In this role, the GRID is designed to allow brands and retailers to consolidate assets, actions, and accountability, manage exceptions, and build a level of real-time visibility that they may not be able to achieve by simply connecting their existing legacy systems. By using technology to build a transparent perspective on their partners’ performance, expanding the ability to take a broader, more comprehensive view to make better decisions, companies can assess their recent successes and setbacks in their collaborations objectively.

And in terms of productivity, the benefits of reducing administrative effort through a different, more unified approach to supply chain technology, cannot be understated – automating manual processes, decommissioning outdated and off-the-shelf solutions, and potentially also freeing up key resources to focus on more creative and value-added activities. The upshot is brands and retailers improving speed to market, building visibility, accountability and control, and reducing product costs (and improving product margins) by bridging the gaps that have persisted between different enterprise systems.
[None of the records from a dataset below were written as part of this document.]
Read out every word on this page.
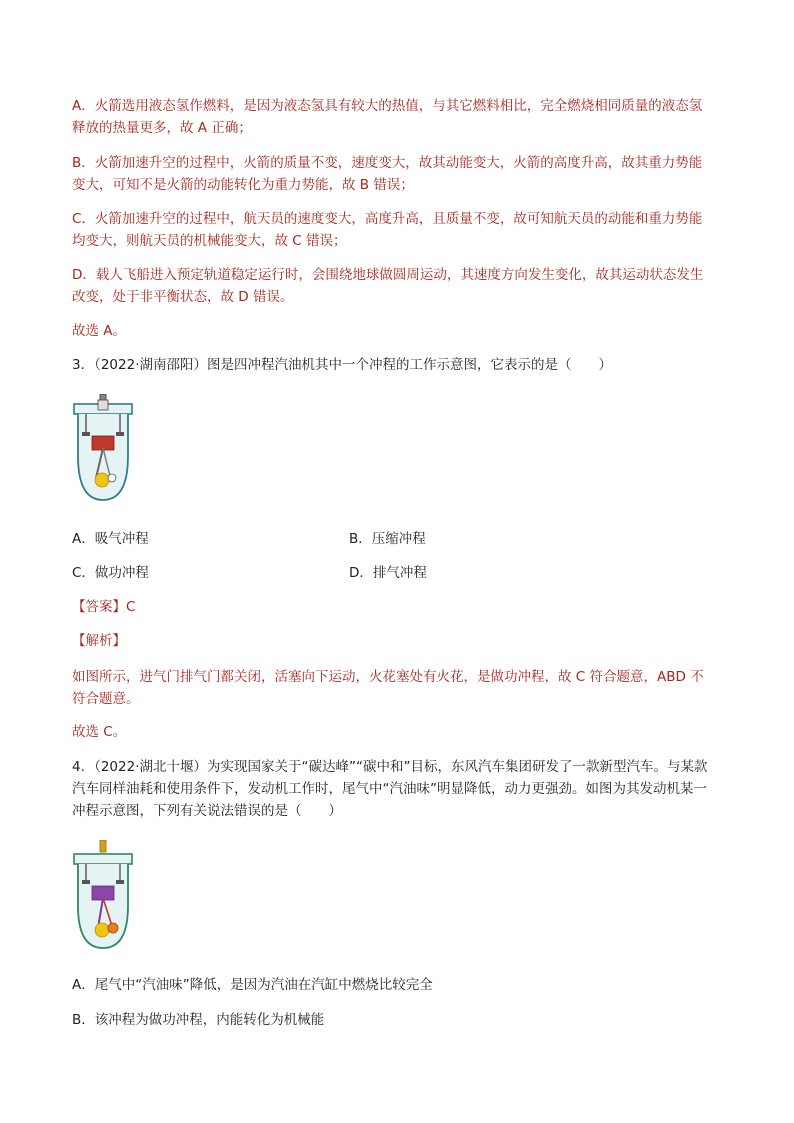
A．火箭选用液态氢作燃料，是因为液态氢具有较大的热值，与其它燃料相比，完全燃烧相同质量的液态氢
释放的热量更多，故 A 正确；
B．火箭加速升空的过程中，火箭的质量不变，速度变大，故其动能变大，火箭的高度升高，故其重力势能
变大，可知不是火箭的动能转化为重力势能，故 B 错误；
C．火箭加速升空的过程中，航天员的速度变大，高度升高，且质量不变，故可知航天员的动能和重力势能
均变大，则航天员的机械能变大，故 C 错误；
D．载人飞船进入预定轨道稳定运行时，会围绕地球做圆周运动，其速度方向发生变化，故其运动状态发生
改变，处于非平衡状态，故 D 错误。
故选 A。
3．（2022·湖南邵阳）图是四冲程汽油机其中一个冲程的工作示意图，它表示的是（　　）
A．吸气冲程	B．压缩冲程
C．做功冲程	D．排气冲程
【答案】C
【解析】
如图所示，进气门排气门都关闭，活塞向下运动，火花塞处有火花，是做功冲程，故 C 符合题意，ABD 不
符合题意。
故选 C。
4．（2022·湖北十堰）为实现国家关于“碳达峰”“碳中和”目标，东风汽车集团研发了一款新型汽车。与某款
汽车同样油耗和使用条件下，发动机工作时，尾气中“汽油味”明显降低，动力更强劲。如图为其发动机某一
冲程示意图，下列有关说法错误的是（　　）
A．尾气中“汽油味”降低，是因为汽油在汽缸中燃烧比较完全
B．该冲程为做功冲程，内能转化为机械能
With the GRID, the Suuchi team have also set out to prioritise ease of usability for all parties using the software. This is particularly important because a big missing piece of the supply chain puzzle is that very few PLM deployments actually extend live data access to supply chain partners, whereas the GRID is built with the boarding of internal users, suppliers, quality inspectors, and third-party logistics partners in mind.

Today, mission-driven fashion brands like tentree have turned to the GRID to directly address supply chain and sustainability challenges and to establish new, cross-functional, collaborative relationships between its in-house teams and its value chain partners. And outside fashion, organisations like SupplyCaddy – which supplies disposables and packaging for the food service industry – have turned to the GRID’s full set of versatile, industry-agnostic modules, including ERP and PLM capabilities – to manage the supply chain side of exponential growth.

Whatever other organisations choose to do with a different approach to supply chain technology, though, the question should be what your supply chain means to you, as a brand or retailer? The answer to that question is going to determine what you should demand from supply chain technology – and if you answer it honestly and with the future demands of consumers, regulators, investors and other stakeholders in mind, you will potentially find that your strategic priorities are not being served by your existing supply chain technology stack.

And in that case, it could be logical to look at a different approach as a way to reduce expenses, enhance profitability, accelerate time-to-market, improve productivity, build transparency, and bridge the gaps that have prevented you from overcoming supply chain obstacles and capitalising on supply chain opportunities.